The 2023 rally route started at Subaru World of Hackettstown and had an 11-mile odometer leg ending in Allamuchy, NJ (the township’s name comes from the Native American word “Allamachetey,” meaning “place within the hills”) utilizing some of the same roads as the 2021 event but in a different configuration. We drove the entire length of Shades of Death Road, up Jenny Jump Mountain, and then used the narrow twisty roads on the west side of Jenny Jump State Park before heading into Johnsonbugh. It originated as an important stagecoach stop, as it was an east-west route that carried mail from Dover, NJ, to Stroudsburg, PA, and a north-south route carried mail from Albany, NY, to Philadelphia, PA. Both routes crossed at right angles at this location; a post office and tavern were built, with the tavern becoming an important meeting place and where elections and caucuses were held. Then we were off to a 30-minute break for Ice Cream in Blairstown, NJ, at the world-famous Blairstown Diner.
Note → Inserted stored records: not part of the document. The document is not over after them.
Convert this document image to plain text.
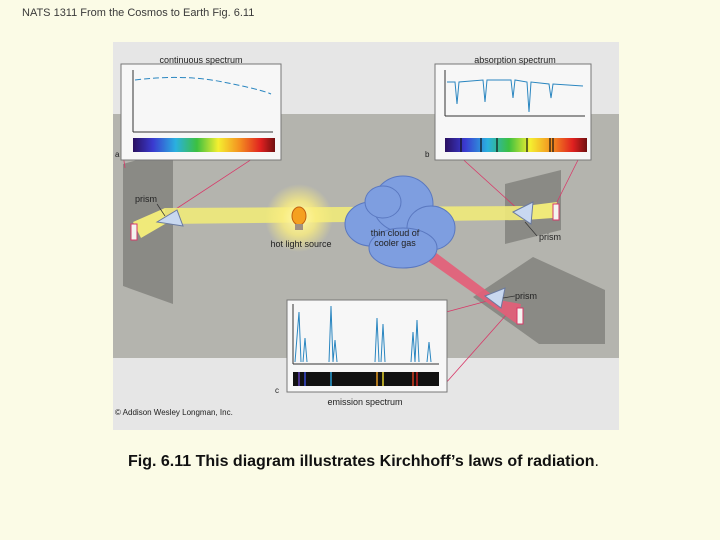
NATS 1311 From the Cosmos to Earth Fig. 6.11
continuous spectrum
a
absorption spectrum
b
emission spectrum
c
prism
prism
prism
hot light source
thin cloud of
cooler gas
© Addison Wesley Longman, Inc.
Fig. 6.11 This diagram illustrates Kirchhoff’s laws of radiation.
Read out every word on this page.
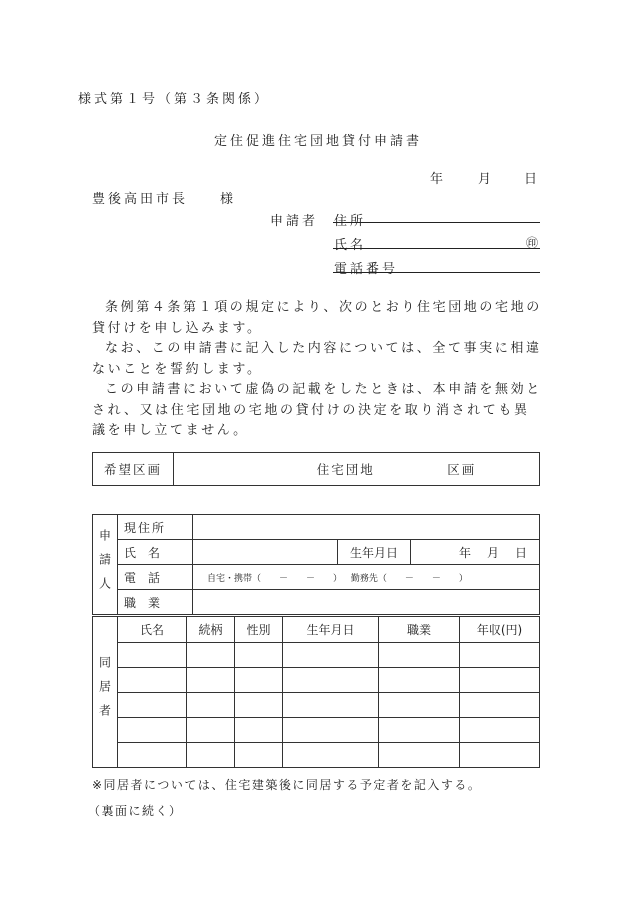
様式第１号（第３条関係）
定住促進住宅団地貸付申請書
年	月	日
豊後高田市長　　様
申請者 住所
氏名	㊞
電話番号

条例第４条第１項の規定により、次のとおり住宅団地の宅地の貸付けを申し込みます。

なお、この申請書に記入した内容については、全て事実に相違ないことを誓約します。

この申請書において虚偽の記載をしたときは、本申請を無効とされ、又は住宅団地の宅地の貸付けの決定を取り消されても異議を申し立てません。

希望区画	住宅団地　　　　　区画
申請人	現住所			
	氏　名		生年月日	年　月　日
	電　話	自宅・携帯（　　－　　－　　） 勤務先（　　－　　－　　）		
	職　業			
同居者	氏名	続柄	性別	生年月日	職業	年収(円)

※同居者については、住宅建築後に同居する予定者を記入する。
（裏面に続く）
Blairstown, NJ, is not only home of the Blairstown Academy (founded in 1848), a $65,000+ per year Boarding school for grades 9 – 12, with its 18-hole golf course, it was also featured in the original version of Friday the 13th, which introduced Kevin Bacon to the movie-going public and also Jason Voorhees who terrorized the ill-fated camp counselors at Camp Crystal Lake which filmed in Hardwick, New Jersey. The setting for Camp Crystal Lake was Camp No-Be-Bo-Sco, the private property owned by the Northern New Jersey Boys Scout Council, and it is only open to the public on official tour dates.

After visiting downtown Blairstown, the route doubled back north on Route 94 to the Paulinskill River Valley, which features excellent narrow twisty paved roads with elevation changes not seen in other parts of the state, to end at the Long Valley Brew Pub, which has been used in the past and was the ending spot for last year’s Roads of Home National TSD Tour event hosted by the Northern New Jersey Region.